1 . A radio-frequency identification tag with a transponder, the transponder comprising at least an antenna structure and an integrated circuit coupled with the antenna structure, the tag comprising an activation portion, wherein

the activation portion is at least partly of shape change material that may be activated to undergo a shape change for causing changed orientation of at least a portion of the antenna structure.

2. The identification tag of claim 1 , wherein the activation portion comprises at least two attached sub-portions having different thermal expansion coefficients, and the activation portion is bendable by changing temperature.

3. The identification tag of claim 1 or 2, wherein the activation portion comprises heat-shrinkable material.

4. The identification tag of claim 3, wherein at least the activation portion comprises heat-shrinkable plastic film.

5. The identification tag of any preceding claim, wherein the shape change material is laminated or adhered onto the at least portion of the transponder.

6. The identification tag of any preceding claim, wherein the shape change material is included in or added on a support portion supporting the transponder.

7. The identification tag of claim 6, wherein the support portion comprises an aperture, and shape change material on the aperture is arranged to shrink during the activation to laterally bend the tag.

8. The identification tag of any preceding claim, wherein the shape change causes at least a portion of the antenna structure to elevate from a conducting surface of an article on which the identification tag is attached or from a conducting surface of the identification tag.

9. The identification tag of claim 8, wherein the identification tag comprises at least two surfaces, each comprising an antenna structure or part of the antenna structure, and

the distance between the surfaces is arranged to increase in response to the activation of the shape change material to increase reading distance.

10. The identification tag of any preceding claim 1 to 8, wherein the shape change material is arranged such that the activation causes at least a portion of the antenna structure to approach a conductive surface.

1 1 . The identification tag of any preceding claim, wherein the shape change material is arranged such that the activation causes at least a portion of the activation portion to curve and the shape antenna structure to become rotated or coiled.

12. A method of applying the radio-frequency identification tag of any preceding claim, wherein the shape change material is activated to un- dergo the shape change and activate or deactivate the identification tag.
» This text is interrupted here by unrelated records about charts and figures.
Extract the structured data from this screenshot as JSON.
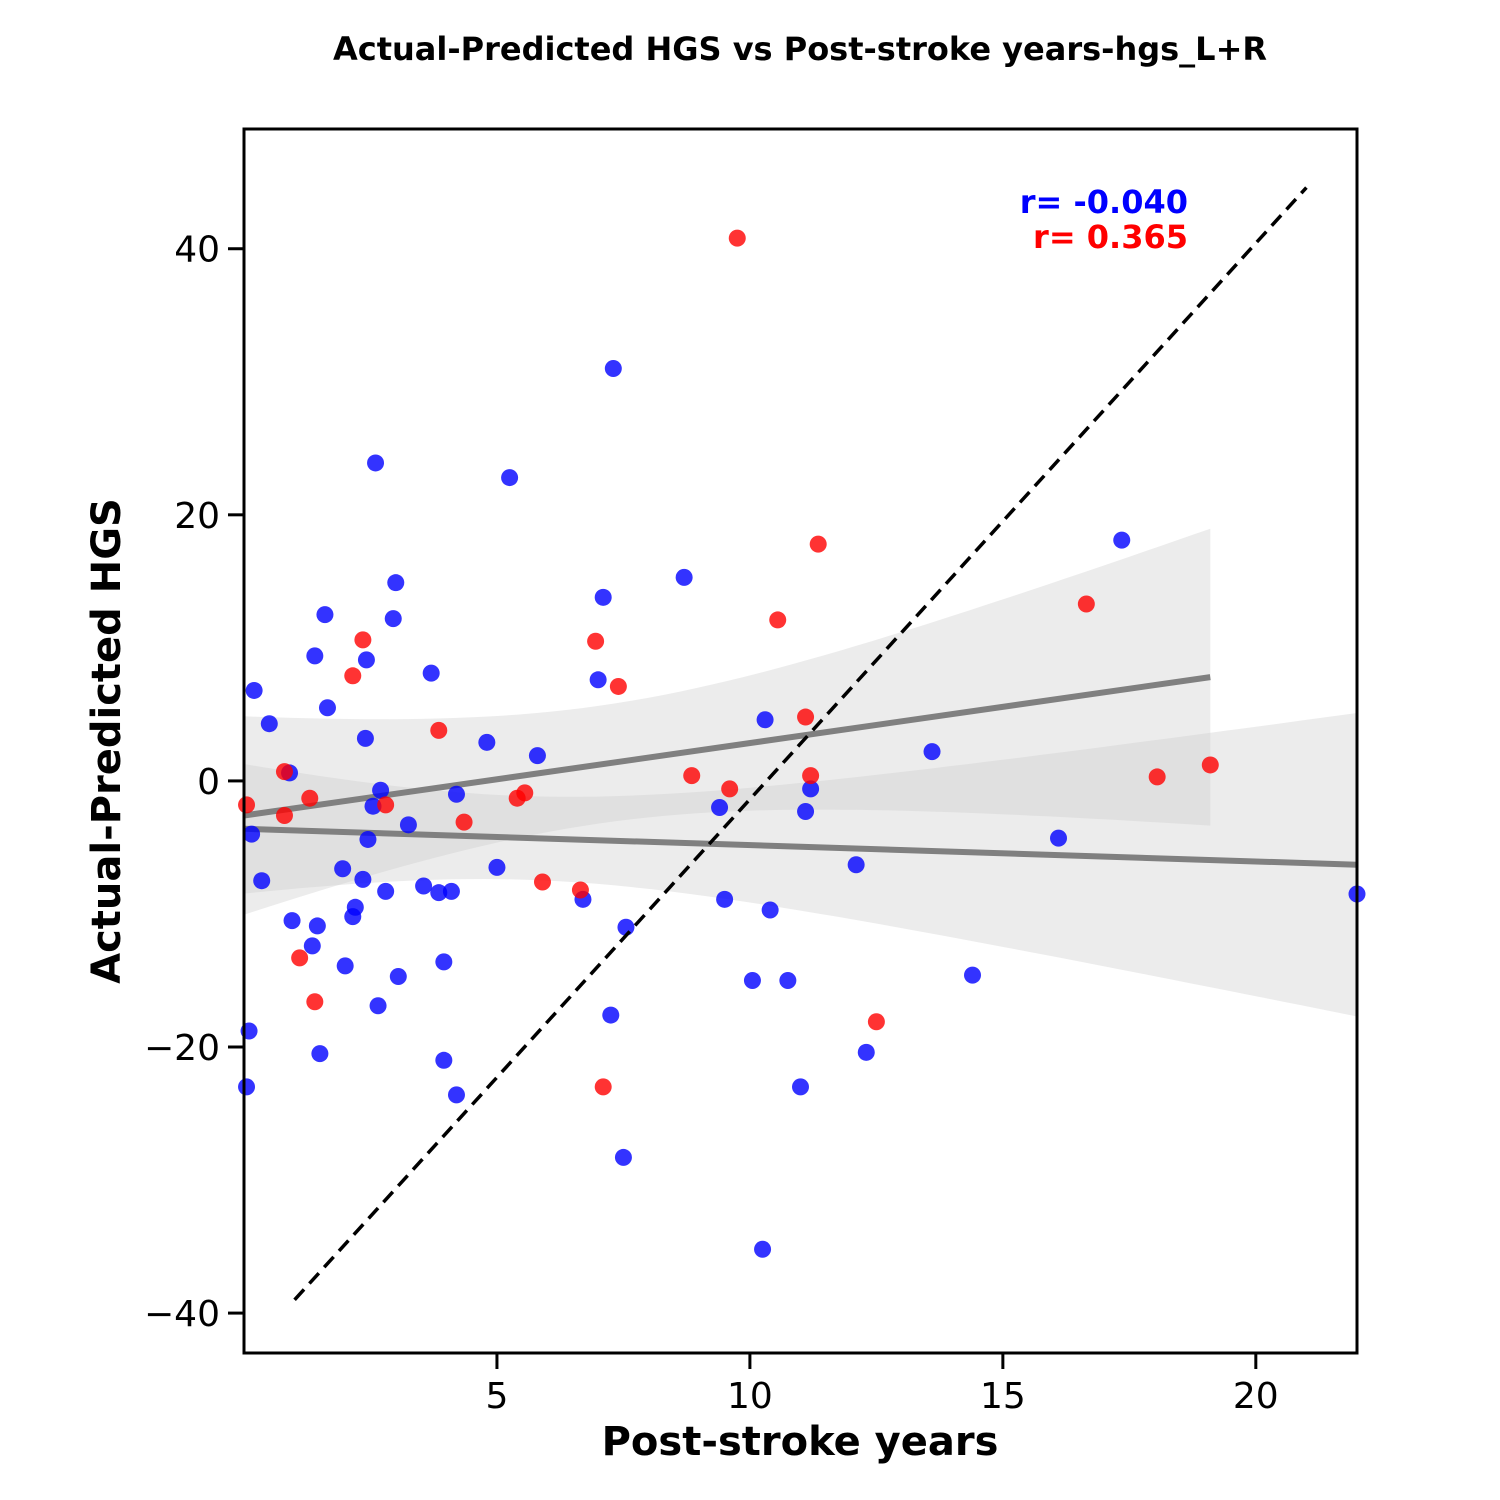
{
  "chart_data": {
    "type": "scatter",
    "title": "Actual-Predicted HGS vs Post-stroke years-hgs_L+R",
    "xlabel": "Post-stroke years",
    "ylabel": "Actual-Predicted HGS",
    "xlim": [
      0,
      22
    ],
    "ylim": [
      -43,
      49
    ],
    "xticks": [
      5,
      10,
      15,
      20
    ],
    "yticks": [
      -40,
      -20,
      0,
      20,
      40
    ],
    "grid": false,
    "annotations": [
      {
        "text": "r= -0.040",
        "color": "#0000ff"
      },
      {
        "text": "r= 0.365",
        "color": "#ff0000"
      }
    ],
    "identity_line": {
      "style": "dashed",
      "color": "#000000",
      "x": [
        1,
        21
      ],
      "y": [
        -39,
        44.6
      ]
    },
    "series": [
      {
        "color": "#0000ff",
        "points": [
          [
            0.2,
            6.8
          ],
          [
            0.5,
            4.3
          ],
          [
            0.9,
            0.6
          ],
          [
            0.15,
            -4
          ],
          [
            0.35,
            -7.5
          ],
          [
            0.1,
            -18.8
          ],
          [
            0.05,
            -23
          ],
          [
            0.95,
            -10.5
          ],
          [
            1.35,
            -12.4
          ],
          [
            1.4,
            9.4
          ],
          [
            1.45,
            -10.9
          ],
          [
            1.5,
            -20.5
          ],
          [
            1.6,
            12.5
          ],
          [
            1.65,
            5.5
          ],
          [
            1.95,
            -6.6
          ],
          [
            2.0,
            -13.9
          ],
          [
            2.15,
            -10.2
          ],
          [
            2.2,
            -9.5
          ],
          [
            2.35,
            -7.4
          ],
          [
            2.4,
            3.2
          ],
          [
            2.42,
            9.1
          ],
          [
            2.45,
            -4.4
          ],
          [
            2.55,
            -1.9
          ],
          [
            2.6,
            23.9
          ],
          [
            2.7,
            -0.7
          ],
          [
            2.65,
            -16.9
          ],
          [
            2.8,
            -8.3
          ],
          [
            2.95,
            12.2
          ],
          [
            3.0,
            14.9
          ],
          [
            3.05,
            -14.7
          ],
          [
            3.25,
            -3.3
          ],
          [
            3.55,
            -7.9
          ],
          [
            3.7,
            8.1
          ],
          [
            3.85,
            -8.4
          ],
          [
            3.95,
            -13.6
          ],
          [
            3.95,
            -21
          ],
          [
            4.1,
            -8.3
          ],
          [
            4.2,
            -1
          ],
          [
            4.2,
            -23.6
          ],
          [
            4.8,
            2.9
          ],
          [
            5.0,
            -6.5
          ],
          [
            5.25,
            22.8
          ],
          [
            5.8,
            1.9
          ],
          [
            6.7,
            -8.9
          ],
          [
            7.0,
            7.6
          ],
          [
            7.1,
            13.8
          ],
          [
            7.25,
            -17.6
          ],
          [
            7.3,
            31
          ],
          [
            7.5,
            -28.3
          ],
          [
            7.55,
            -11
          ],
          [
            8.7,
            15.3
          ],
          [
            9.4,
            -2
          ],
          [
            9.5,
            -8.9
          ],
          [
            10.05,
            -15
          ],
          [
            10.25,
            -35.2
          ],
          [
            10.3,
            4.6
          ],
          [
            10.4,
            -9.7
          ],
          [
            10.75,
            -15
          ],
          [
            11.0,
            -23
          ],
          [
            11.1,
            -2.3
          ],
          [
            11.2,
            -0.6
          ],
          [
            12.1,
            -6.3
          ],
          [
            12.3,
            -20.4
          ],
          [
            13.6,
            2.2
          ],
          [
            14.4,
            -14.6
          ],
          [
            16.1,
            -4.3
          ],
          [
            17.35,
            18.1
          ],
          [
            22.0,
            -8.5
          ]
        ],
        "regression": {
          "x": [
            0,
            22
          ],
          "y": [
            -3.6,
            -6.3
          ]
        }
      },
      {
        "color": "#ff0000",
        "points": [
          [
            0.05,
            -1.8
          ],
          [
            0.8,
            0.7
          ],
          [
            0.8,
            -2.6
          ],
          [
            1.1,
            -13.3
          ],
          [
            1.3,
            -1.3
          ],
          [
            1.4,
            -16.6
          ],
          [
            2.15,
            7.9
          ],
          [
            2.35,
            10.6
          ],
          [
            2.8,
            -1.8
          ],
          [
            3.85,
            3.8
          ],
          [
            4.35,
            -3.1
          ],
          [
            5.4,
            -1.3
          ],
          [
            5.55,
            -0.9
          ],
          [
            5.9,
            -7.6
          ],
          [
            6.65,
            -8.2
          ],
          [
            6.95,
            10.5
          ],
          [
            7.1,
            -23
          ],
          [
            7.4,
            7.1
          ],
          [
            8.85,
            0.4
          ],
          [
            9.6,
            -0.6
          ],
          [
            9.75,
            40.8
          ],
          [
            10.55,
            12.1
          ],
          [
            11.1,
            4.8
          ],
          [
            11.2,
            0.4
          ],
          [
            11.35,
            17.8
          ],
          [
            12.5,
            -18.1
          ],
          [
            16.65,
            13.3
          ],
          [
            18.05,
            0.3
          ],
          [
            19.1,
            1.2
          ]
        ],
        "regression": {
          "x": [
            0,
            19.1
          ],
          "y": [
            -2.6,
            7.8
          ]
        }
      }
    ]
  }
}
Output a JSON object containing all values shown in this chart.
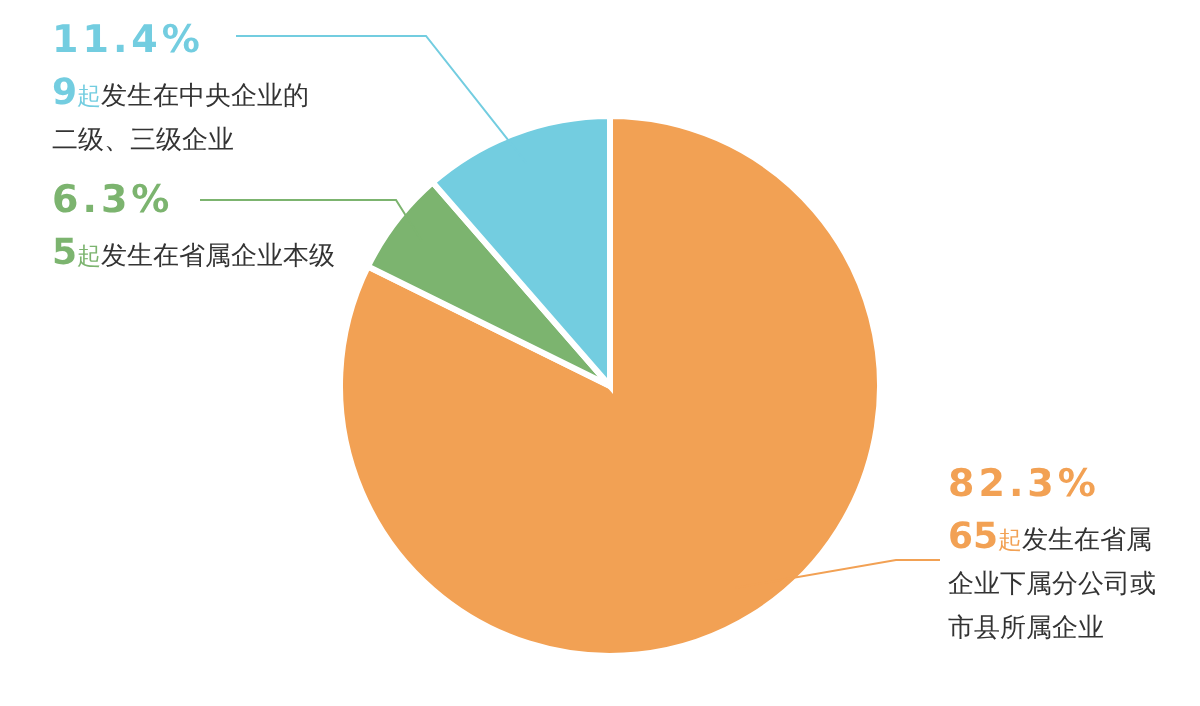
{
  "chart_data": {
    "type": "pie",
    "categories": [
      "65起发生在省属企业下属分公司或市县所属企业",
      "5起发生在省属企业本级",
      "9起发生在中央企业的二级、三级企业"
    ],
    "values": [
      82.3,
      6.3,
      11.4
    ],
    "value_labels": [
      "82.3%",
      "6.3%",
      "11.4%"
    ],
    "colors": [
      "#f2a154",
      "#7cb46f",
      "#73cde0"
    ]
  }
}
13. A method for manufacturing a radio-frequency identification tag, comprising:

providing input material comprising a substrate and an antenna structure on the substrate,

attaching an integrated circuit on a pad area of the antenna structure, and

adding shape change material on an activation portion of the tag, wherein the shape change material can be activated to undergo a shape change of substantially permanent nature for causing changed orientation of at least a portion of the antenna structure.

14. An apparatus for manufacturing radio-frequency identification tags, comprising means for performing the features of claim 13.